フチバチニブ(開発コード:TAS-120)は、大鵬薬品が創製したFGFR1、2、3、4を不可逆的かつ選択的に阻害する経口の共有結合型FGFR阻害剤です。化学療法などの前治療歴がある胆道がん患者さんを含む、FGFR1-4に遺伝子異常を持つ進行固形がんへの治療薬として開発しています。本剤は選択的かつ不可逆的にFGFR1-4のATP結合部位に結合しFGFRを介するシグナル伝達経路を阻害することで、FGFR1-4遺伝子異常を持つ腫瘍細胞の増殖を抑制し細胞死を誘導します。第Ⅱ相FOENIX-CCA2試験の詳細は、ClinicalTrials.gov(https://clinicaltrials.gov/ct2/home 試験ID:NCT02052778)をご覧ください。

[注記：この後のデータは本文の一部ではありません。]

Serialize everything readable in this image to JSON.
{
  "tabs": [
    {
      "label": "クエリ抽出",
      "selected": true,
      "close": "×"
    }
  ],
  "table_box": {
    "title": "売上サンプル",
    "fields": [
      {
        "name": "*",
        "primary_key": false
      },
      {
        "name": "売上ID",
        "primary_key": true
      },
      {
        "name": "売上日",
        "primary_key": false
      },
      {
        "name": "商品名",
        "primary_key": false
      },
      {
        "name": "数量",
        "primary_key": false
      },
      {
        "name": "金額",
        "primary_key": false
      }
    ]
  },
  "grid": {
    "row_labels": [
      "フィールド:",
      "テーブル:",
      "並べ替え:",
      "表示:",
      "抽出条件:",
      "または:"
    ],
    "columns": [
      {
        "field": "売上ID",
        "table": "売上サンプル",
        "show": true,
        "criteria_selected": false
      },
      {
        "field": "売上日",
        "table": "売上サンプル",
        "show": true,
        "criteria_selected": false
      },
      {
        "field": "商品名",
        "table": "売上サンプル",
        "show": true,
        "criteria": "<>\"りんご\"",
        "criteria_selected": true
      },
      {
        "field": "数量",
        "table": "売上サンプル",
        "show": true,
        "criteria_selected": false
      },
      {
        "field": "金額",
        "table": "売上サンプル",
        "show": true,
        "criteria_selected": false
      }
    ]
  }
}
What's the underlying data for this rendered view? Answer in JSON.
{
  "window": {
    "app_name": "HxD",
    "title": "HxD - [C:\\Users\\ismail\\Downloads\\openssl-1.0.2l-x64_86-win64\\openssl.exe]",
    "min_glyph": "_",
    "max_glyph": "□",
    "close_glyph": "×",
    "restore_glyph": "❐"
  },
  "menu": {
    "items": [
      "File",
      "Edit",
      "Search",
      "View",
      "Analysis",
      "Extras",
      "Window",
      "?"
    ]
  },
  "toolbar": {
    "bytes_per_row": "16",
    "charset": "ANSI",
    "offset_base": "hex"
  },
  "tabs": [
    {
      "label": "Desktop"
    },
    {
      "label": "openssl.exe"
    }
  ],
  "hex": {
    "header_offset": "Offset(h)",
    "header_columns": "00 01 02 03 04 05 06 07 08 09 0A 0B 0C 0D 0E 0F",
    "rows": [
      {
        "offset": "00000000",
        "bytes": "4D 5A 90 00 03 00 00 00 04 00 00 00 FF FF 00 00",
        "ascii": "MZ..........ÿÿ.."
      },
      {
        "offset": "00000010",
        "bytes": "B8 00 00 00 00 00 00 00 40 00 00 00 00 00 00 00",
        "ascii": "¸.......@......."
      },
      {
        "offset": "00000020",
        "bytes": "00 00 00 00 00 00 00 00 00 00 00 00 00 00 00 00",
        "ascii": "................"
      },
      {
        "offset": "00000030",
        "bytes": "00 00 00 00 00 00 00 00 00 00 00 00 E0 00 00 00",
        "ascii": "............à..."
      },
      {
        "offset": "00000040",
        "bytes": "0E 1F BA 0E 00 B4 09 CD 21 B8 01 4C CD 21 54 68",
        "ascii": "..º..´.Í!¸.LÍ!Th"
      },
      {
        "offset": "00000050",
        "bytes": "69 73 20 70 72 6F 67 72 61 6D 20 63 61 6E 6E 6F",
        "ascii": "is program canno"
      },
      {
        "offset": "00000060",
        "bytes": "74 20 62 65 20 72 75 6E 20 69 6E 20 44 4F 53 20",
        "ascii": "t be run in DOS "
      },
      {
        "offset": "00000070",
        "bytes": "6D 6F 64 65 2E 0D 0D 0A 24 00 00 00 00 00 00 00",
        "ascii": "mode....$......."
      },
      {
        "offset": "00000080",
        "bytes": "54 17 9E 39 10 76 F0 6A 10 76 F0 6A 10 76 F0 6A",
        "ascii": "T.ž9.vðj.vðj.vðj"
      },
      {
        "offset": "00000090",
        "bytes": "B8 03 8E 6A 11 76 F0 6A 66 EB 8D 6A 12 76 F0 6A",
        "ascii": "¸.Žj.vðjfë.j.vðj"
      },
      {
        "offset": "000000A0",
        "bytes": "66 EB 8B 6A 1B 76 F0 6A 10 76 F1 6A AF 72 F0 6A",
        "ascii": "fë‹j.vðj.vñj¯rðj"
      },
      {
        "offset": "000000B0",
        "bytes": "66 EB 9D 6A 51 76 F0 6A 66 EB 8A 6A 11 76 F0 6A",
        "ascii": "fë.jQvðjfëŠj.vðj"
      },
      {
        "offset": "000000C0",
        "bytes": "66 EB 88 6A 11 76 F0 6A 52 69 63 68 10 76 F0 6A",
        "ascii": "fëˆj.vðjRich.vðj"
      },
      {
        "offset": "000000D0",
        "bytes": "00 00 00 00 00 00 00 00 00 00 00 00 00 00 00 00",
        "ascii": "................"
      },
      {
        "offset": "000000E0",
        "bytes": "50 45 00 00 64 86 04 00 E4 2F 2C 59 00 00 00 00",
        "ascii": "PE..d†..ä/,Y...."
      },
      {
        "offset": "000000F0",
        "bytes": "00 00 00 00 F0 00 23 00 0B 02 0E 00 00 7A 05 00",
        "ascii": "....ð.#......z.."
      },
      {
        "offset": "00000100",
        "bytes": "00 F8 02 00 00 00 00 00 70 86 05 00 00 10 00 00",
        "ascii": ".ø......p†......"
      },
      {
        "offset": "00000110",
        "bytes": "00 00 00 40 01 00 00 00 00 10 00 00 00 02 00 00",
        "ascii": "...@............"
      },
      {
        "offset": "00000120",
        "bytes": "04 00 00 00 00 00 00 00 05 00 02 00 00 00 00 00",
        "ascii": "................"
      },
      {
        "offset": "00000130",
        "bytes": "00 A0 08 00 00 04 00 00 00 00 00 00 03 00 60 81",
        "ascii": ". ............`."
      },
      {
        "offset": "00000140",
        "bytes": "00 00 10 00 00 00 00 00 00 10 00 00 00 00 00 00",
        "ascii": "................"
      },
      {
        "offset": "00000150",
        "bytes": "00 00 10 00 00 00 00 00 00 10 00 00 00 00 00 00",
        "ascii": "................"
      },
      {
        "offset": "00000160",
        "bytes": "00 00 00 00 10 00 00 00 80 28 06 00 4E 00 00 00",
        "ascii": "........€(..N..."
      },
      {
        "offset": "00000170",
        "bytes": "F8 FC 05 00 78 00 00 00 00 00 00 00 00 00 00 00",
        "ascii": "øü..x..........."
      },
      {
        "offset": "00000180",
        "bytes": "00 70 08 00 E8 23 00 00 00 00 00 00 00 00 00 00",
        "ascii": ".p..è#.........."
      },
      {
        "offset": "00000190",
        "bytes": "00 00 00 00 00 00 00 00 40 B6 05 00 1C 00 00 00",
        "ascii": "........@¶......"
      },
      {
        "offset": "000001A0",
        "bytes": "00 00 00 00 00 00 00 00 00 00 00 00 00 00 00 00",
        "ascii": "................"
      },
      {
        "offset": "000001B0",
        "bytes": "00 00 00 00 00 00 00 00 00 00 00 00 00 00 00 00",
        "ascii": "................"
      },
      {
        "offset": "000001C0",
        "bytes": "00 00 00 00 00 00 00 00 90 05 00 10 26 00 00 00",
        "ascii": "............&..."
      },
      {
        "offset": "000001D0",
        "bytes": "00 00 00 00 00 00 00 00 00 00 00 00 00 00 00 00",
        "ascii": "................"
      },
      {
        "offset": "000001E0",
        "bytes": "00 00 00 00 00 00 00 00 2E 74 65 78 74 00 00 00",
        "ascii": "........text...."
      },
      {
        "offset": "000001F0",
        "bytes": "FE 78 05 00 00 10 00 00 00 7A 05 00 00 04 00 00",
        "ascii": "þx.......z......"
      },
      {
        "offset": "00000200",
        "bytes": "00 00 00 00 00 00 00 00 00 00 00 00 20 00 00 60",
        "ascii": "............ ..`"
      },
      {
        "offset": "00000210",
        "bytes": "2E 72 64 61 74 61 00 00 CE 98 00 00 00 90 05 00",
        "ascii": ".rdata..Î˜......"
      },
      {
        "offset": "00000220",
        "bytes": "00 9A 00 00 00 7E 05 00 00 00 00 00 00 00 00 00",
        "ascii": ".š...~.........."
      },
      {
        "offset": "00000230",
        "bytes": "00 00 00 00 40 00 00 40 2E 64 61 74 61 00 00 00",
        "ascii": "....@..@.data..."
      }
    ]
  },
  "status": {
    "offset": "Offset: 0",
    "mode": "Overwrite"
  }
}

FOENIX-CCA2試験:PHASE 1/2 STUDY OF TAS-120 IN PATIENTS WITH ADVANCED SOLID TUMORS Harboring FGF/FGFR Aberrations; FGFR Oral SElective Novel Inhibitor X [across] tumors

海外では2018 年 5 月に 米国FDA より胆管がんの治療薬としてオーファンドラッグ(希少疾病用医薬品)指定を、 2021 年 4 月に前治療歴を有するFGFR2 遺伝子再構成(融合遺伝子を含む)を伴う局所進行または転移性胆管がんに対してブレークスルーセラピー(画期的治療薬)指定を受けています。2022年3月には本剤の新薬承認申請を優先審査指定で米国FDAが受理しています。

FGFR(線維芽細胞増殖因子受容体)について

FGFRは、血管新生、創傷治癒および胚発生に関与する受容体型チロシンキナーゼファミリーに属しています。線維芽細胞増殖因子(FGF)とその受容体(FGFR1~4)は、多様な種類の細胞に発現し、細胞の増殖、生存、遊走、分化などを制御しています。昨今、複数のがん種でFGF/FGFR遺伝子異常が報告されており、がんのドライバー遺伝子候補として着目されています。

シスメックス株式会社について

シスメックスは、グループ企業理念「Sysmex Way」において「ヘルスケアの進化をデザインする。」をミッションに掲げ、医療の発展と人々の健やかな暮らしに貢献しています。血液や尿などを 採取して調べる検体検査に必要な機器・試薬・ソフトウェアの研究開発から製造、販売・サービス &サポートを一貫して行っており、190以上の国や地域の医療機関へ製品をお届けしています。近年は、ライフサイエンス領域へと事業を拡大しており、独自のテクノロジーを用いて新たな検査・診断価値を創出し、一人ひとりに最適な医療の実現や、患者さんの負担軽減・QOL向上に貢献することを目指しています。